There are any number of scenarios in which someone could be falsely accused of false personation—and our criminal defense attorneys have experience with many of these.
If you are charged with Penal Code 529 PC false impersonation, you should be aware of the following related offenses:
California Penal Code 148.9 PC makes it a crime to falsely identify yourself to a law enforcement officer.23
The major differences between Penal Code 529 false impersonation and Penal Code 148.9 falsely identifying yourself to a peace officer are:
- Penal Code 148.9 requires you to falsely identify yourself as someone else to a peace officer who is lawfully detaining or arresting you;
- Penal Code 148.9 does not require an additional act; and
- Penal Code 148.9 is a misdemeanor in all cases—not a wobbler.24
Because of this, many defendants charged with Penal Code 529 false personation will try to get their charges reduced to Penal Code 148.9 false identification to an officer.
This is potentially an option for you if the false impersonation allegations involve identification of yourself to a police officer, and there is doubt as to whether you performed an “additional act.”
Theft by false pretenses occurs when you convince someone to give you their property through either a lie or a false promise.26
If you convince someone to give you something of value by falsely impersonating another person, you could be charged with both theft by false pretenses and false personation.
If the property taken is worth nine hundred fifty dollars ($950) or more, then theft by false pretenses is a wobbler, carrying similar penalties to false impersonation.27
California “identity theft” laws, Penal Code 530.5 PC, make it a crime to take someone else's personal identifying information and use it in an unlawful or fraudulent manner.28
If you falsely impersonate someone with the help of their personal identifying information (date of birth, social security number, bank account info, etc.), you may be charged with both false personation and identity theft.
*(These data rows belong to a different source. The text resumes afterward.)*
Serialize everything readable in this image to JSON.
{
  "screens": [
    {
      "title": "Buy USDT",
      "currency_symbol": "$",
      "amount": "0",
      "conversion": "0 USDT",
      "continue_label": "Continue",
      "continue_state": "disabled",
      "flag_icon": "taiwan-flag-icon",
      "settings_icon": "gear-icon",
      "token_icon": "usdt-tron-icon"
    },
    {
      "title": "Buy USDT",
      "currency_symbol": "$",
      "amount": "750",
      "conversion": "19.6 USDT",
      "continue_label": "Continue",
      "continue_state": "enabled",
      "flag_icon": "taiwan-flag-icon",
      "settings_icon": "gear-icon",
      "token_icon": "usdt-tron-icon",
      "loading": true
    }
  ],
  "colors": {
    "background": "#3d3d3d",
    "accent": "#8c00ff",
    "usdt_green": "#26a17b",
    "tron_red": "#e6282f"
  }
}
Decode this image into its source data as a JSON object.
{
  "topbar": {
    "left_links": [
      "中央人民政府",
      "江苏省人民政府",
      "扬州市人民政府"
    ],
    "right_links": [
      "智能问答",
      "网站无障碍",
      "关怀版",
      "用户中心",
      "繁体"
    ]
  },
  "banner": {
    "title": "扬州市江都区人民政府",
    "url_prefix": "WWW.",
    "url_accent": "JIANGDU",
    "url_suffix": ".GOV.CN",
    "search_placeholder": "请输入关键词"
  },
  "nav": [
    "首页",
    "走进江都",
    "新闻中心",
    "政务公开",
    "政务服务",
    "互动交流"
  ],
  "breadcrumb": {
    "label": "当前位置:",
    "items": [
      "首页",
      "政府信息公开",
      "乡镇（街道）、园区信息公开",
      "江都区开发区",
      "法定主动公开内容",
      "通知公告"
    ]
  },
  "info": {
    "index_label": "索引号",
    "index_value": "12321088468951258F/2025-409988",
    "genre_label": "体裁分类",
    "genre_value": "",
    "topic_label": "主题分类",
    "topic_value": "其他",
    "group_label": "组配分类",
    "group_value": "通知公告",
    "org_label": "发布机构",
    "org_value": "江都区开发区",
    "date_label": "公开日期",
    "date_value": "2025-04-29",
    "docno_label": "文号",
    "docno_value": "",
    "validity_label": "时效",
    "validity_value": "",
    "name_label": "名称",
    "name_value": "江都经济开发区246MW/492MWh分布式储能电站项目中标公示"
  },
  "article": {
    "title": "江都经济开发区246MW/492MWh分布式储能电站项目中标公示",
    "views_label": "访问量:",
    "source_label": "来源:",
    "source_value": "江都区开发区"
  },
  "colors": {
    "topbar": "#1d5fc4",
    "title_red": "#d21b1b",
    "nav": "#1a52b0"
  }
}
Identity theft is another wobbler and is punishable by the same penalties as false impersonation.29
Call us for help…
For questions about the crime of Penal Code 529 PC false personation/false impersonation, or to discuss your case confidentially with one of our California criminal defense attorneys, do not hesitate to contact us at Shouse Law Group.
We have local criminal law offices in and around Los Angeles, San Diego, Orange County, Riverside, San Bernardino, Ventura, San Jose, Oakland, the San Francisco Bay area, and several nearby cities.
For more information on the Nevada crime of false personation/impersonation, please see our page on the Nevada crime of false personation/impersonation.
You may also find helpful information in our related articles on Resisting Arrest Penal Code 148(a)(1) PC; How to Bail Someone Out of Jail in California; Legal Definition of a Wobbler in California Law; Legal Definition of a California Misdemeanor; Legal Definition of a Felony in California Law; California's Realignment Program AB 109; Common Legal Defenses to California Crimes; California Arrest Warrants; California Grand Theft Auto Law; California DUI Defense; Chemical Test Refusal in California DUI Cases; Misdemeanor (Summary) Probation in California; Felony (Formal) Probation in California; California's “Felon with a Firearm” Laws; California Fraud Crimes; Mistaken Identity as a Legal Defense; Penal Code 148.9 PC Falsely Identifying Yourself to a Law Enforcement Officer; The Crime of Theft in California; Theft by False Pretenses Penal Code 532 PC; and California “Identity Theft” Laws Penal Code 530.5 PC.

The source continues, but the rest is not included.